Let \(A\) and \(B\) be two convex sets.

a) Show that \(A \cap B\) is convex.

b) Is \(A \cup B\) convex?

Solution

a) Yes, directly check by definition.

b) No in general. For example, take \(A=[0,1]\) and \(B=[2 3]\).

Problem 5

Consider the function \(f(x_1, x_2)=2x_1^3+x_1^2+2x_1x_2+\frac{1}{2}x_2^2-8x_1-2x_2-10\). Find the range of values of \((x_1,x_2)\) for whith \(f\) is convex, if any.

Solution

The Hessian of the function is

\[H(x_1,x_2)= \begin{bmatrix} 12x_1+2 & 2\\[6pt] 2 & 1 \end{bmatrix}\]

For \(f\) to be convex, we need \(H\) to be positive semidefinite. Using the fact that the trace is the sum of the eigenvalues and the determinant is the product of the eigenvalues, the condition that both eigenvalues are nonnegative. is the same as that the trace and the determinant are both nonnegative. Therefore, we need \(12 x_1 +3 \geq 0\) and \(12 x_1-2 \geq 0\), or equivalently, \(x_1 \geq \frac{1}{6}\).

Problem 6

This is to get started on solving convex problem using a solver. Pick whatever language you’re comfortable with, learn how to call a convex optimization solver. A popular one is cvxpy, or its equivalent in Matlab or Julia, but there are many different ones out there and any of them would work.
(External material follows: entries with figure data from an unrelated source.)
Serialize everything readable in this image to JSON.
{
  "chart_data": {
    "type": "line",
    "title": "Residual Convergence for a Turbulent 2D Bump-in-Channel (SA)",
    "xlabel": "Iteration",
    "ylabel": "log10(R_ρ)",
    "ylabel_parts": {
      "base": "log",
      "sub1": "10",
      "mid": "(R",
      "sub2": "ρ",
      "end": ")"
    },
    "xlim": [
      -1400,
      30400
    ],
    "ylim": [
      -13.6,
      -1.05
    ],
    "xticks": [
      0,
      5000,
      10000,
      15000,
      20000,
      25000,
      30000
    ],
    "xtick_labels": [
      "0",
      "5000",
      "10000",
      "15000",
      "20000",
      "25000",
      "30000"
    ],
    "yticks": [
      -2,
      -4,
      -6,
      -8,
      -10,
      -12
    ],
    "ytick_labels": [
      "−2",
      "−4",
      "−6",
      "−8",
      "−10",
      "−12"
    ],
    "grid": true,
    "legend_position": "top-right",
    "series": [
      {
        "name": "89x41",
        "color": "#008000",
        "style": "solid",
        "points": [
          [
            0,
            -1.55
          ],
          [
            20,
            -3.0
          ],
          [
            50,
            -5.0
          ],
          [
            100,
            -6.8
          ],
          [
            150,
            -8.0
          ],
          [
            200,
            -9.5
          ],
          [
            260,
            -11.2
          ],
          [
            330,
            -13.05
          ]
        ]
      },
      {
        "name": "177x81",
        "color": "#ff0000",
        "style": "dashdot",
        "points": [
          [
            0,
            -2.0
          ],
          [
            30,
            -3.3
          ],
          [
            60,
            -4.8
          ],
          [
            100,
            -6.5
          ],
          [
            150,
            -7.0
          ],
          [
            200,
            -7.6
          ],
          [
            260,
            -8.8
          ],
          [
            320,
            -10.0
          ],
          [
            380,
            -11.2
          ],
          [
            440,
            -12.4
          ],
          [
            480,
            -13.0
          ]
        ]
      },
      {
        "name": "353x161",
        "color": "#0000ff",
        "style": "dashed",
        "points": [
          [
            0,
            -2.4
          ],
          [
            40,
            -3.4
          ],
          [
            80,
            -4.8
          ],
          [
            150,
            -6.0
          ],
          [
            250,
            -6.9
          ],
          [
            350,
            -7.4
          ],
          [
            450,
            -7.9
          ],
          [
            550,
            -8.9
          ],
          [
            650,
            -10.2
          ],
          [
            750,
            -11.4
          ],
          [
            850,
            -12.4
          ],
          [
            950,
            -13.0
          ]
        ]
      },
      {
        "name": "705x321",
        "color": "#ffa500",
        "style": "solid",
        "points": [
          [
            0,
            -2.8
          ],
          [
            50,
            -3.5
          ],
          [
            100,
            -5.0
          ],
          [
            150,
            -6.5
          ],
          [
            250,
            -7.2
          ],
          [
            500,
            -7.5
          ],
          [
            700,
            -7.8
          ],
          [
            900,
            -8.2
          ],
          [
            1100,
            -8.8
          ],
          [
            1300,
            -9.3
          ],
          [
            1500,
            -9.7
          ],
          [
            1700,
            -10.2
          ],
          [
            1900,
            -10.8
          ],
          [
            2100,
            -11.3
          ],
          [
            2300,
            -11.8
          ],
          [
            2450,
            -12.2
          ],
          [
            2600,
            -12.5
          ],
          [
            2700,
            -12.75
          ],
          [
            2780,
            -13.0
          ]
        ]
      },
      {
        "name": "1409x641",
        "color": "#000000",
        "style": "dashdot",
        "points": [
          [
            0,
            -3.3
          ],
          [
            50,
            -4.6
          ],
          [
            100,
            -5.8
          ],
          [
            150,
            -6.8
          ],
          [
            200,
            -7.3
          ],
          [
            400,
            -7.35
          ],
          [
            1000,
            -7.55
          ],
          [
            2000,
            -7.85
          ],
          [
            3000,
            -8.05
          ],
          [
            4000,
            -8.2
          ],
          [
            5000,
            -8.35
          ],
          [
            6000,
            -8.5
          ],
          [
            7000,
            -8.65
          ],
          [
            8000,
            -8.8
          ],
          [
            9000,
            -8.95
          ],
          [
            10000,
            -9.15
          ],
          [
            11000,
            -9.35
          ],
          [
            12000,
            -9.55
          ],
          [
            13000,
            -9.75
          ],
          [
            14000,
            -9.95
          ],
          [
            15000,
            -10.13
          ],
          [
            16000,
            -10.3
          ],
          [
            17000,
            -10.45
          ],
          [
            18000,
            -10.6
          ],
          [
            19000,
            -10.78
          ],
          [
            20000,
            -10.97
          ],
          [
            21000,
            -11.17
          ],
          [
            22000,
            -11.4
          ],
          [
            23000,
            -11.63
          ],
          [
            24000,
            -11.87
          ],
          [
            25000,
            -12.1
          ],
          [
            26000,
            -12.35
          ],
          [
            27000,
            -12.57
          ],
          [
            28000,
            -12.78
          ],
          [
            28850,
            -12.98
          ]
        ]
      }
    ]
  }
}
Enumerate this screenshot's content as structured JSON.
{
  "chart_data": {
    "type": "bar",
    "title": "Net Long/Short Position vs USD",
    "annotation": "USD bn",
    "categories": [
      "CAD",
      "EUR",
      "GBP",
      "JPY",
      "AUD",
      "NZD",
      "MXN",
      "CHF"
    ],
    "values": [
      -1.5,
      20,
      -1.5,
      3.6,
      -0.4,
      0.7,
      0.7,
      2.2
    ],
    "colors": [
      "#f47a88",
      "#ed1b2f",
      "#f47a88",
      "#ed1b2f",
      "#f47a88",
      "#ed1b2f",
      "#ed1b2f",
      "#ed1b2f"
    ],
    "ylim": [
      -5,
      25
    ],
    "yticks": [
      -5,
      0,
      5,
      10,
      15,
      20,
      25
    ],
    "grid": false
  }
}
Solve the following problems, provide the optimal objective values and optimal solutions in your homework solutions.

a) Solve

\[\begin{align} \min_{x_1,x_2} \; & (x_1-2x_2)^2+x_1 \\ \mbox{s.t. } & 0 \leq x_2 \leq 1 \\ & x_1 \geq 0 \end{align}\]

b) Solve

\[\begin{align} \min_{x_1,x_2,x_3} \; & \vert x_1 \vert +e^{x_2+x_3} - \log (x_1+x_3) \\ \mbox{s.t. } & x_1 + x_3 \geq 2 \\ & 0 \leq x_2 \leq 3 \\ & x_1 \leq 1 \end{align}\]

Solution

a) \((x_1^*,x_2^*)=(0,0)\) with the optimal value being \(0\).

b) \((x_1^*,x_2^*,x_3^*)=(1,0,1)\) with the optimal value being about \(3.025\).